So, I've been self hosting for about a year now, and up until now, I've used Cloudflare Tunnels to expose my services to the internet. Everything has worked just fine with CF tunnels, but being the tinkerer that I am, I've decided to try new things out and hopefully expand my knowledge when it comes to self hosting.
So here I am now running NGINX Proxy Manager and I'm trying to get everything set up properly.
I've got NPM up and running and I can access my services over it. My domain is managed via Cloudflare so I have A records set up in CF pointing it to the public IP of my VPS.
Here are the questions I've got:
In your opinion, should I turn on the DNS proxy on the Cloudflare A record?
Do I need the Let's Encrypt certificates if I turned on the DNS proxy in Cloudflare?

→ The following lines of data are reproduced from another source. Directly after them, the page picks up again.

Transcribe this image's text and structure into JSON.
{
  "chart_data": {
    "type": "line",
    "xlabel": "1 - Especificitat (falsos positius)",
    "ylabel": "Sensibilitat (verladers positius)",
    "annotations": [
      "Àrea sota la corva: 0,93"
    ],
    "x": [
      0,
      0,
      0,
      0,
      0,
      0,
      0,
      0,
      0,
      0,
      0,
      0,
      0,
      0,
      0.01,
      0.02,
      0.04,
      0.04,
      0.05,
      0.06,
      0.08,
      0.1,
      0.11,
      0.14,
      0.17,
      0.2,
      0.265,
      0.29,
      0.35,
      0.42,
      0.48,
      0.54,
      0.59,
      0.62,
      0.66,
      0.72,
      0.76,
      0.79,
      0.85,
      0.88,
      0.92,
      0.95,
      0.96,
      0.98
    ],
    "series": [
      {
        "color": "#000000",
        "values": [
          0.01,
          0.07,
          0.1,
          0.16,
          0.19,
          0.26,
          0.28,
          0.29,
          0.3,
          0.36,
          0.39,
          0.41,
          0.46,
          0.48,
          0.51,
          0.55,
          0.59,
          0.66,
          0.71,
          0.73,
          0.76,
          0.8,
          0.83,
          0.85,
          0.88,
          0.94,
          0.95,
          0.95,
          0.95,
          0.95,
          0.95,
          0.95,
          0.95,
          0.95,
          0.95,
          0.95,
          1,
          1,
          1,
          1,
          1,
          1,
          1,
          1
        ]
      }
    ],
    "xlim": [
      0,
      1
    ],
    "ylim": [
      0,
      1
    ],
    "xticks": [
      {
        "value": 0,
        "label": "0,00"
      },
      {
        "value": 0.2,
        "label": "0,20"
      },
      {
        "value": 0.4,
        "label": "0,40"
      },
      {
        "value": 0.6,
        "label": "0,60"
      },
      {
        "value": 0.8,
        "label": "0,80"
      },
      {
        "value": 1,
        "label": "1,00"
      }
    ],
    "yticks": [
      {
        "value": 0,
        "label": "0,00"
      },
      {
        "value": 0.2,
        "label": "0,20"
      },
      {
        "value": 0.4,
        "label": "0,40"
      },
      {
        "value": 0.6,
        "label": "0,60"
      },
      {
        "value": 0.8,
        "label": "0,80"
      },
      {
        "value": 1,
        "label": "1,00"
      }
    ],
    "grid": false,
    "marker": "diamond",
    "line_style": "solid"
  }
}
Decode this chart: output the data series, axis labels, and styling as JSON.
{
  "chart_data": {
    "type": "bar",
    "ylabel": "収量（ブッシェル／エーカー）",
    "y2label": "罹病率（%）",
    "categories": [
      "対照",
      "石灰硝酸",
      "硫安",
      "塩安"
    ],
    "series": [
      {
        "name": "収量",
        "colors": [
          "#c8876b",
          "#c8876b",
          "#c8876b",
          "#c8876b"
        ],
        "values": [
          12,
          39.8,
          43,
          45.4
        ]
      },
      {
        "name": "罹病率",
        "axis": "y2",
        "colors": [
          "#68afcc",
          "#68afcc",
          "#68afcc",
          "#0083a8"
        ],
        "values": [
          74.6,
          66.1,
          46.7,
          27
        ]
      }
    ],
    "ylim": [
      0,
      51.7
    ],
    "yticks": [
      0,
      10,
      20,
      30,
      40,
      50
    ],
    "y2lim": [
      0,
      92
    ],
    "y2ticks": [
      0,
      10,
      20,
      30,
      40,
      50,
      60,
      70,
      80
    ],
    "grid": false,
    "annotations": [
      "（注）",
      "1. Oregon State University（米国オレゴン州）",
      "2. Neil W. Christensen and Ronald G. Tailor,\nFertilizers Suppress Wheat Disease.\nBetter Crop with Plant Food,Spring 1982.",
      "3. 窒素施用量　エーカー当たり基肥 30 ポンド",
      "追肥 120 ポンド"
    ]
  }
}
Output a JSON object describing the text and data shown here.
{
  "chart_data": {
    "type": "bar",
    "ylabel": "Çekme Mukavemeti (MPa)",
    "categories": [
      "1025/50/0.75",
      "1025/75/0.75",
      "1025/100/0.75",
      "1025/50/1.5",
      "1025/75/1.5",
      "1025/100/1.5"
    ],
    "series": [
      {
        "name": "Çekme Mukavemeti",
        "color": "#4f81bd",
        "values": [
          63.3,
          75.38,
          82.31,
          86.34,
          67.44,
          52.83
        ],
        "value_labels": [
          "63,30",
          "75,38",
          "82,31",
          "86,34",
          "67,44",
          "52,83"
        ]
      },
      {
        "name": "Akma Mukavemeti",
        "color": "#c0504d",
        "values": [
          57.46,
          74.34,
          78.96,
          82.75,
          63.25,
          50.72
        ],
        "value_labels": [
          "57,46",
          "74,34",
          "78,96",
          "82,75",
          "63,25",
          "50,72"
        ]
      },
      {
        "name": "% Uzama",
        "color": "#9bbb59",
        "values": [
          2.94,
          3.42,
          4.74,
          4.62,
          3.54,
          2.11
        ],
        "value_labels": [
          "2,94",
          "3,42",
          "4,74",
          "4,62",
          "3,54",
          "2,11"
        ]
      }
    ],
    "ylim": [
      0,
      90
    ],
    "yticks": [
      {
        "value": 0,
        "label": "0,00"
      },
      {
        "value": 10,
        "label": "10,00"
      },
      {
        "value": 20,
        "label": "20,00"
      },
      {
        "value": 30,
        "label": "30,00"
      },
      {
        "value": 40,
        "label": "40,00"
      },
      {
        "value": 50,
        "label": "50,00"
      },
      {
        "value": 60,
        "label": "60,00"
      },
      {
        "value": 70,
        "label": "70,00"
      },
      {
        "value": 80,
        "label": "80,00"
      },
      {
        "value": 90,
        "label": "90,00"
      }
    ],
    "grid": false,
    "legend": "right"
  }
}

Is it possible to use my own Let's Encrypt certificates while proxying the DNS in Cloudflare? (Would that prevent Cloudflare from seeing the traffic?)
Is there any difference between creating a proxied A record in Cloudflare that points to the public IP of my VPS vs having Cloudflare Tunnels pointing to NPM locally?
If I don't want to use Cloudflare as an additional proxy to NPM, should I install Crowdsec?
Thanks!
Cloudflare Access would be the simplest solution imo. You just add their email address to the whitelist and have them access the site, they'll have to enter their email and then they will get a one time code sent to their email which then they could authenticate with.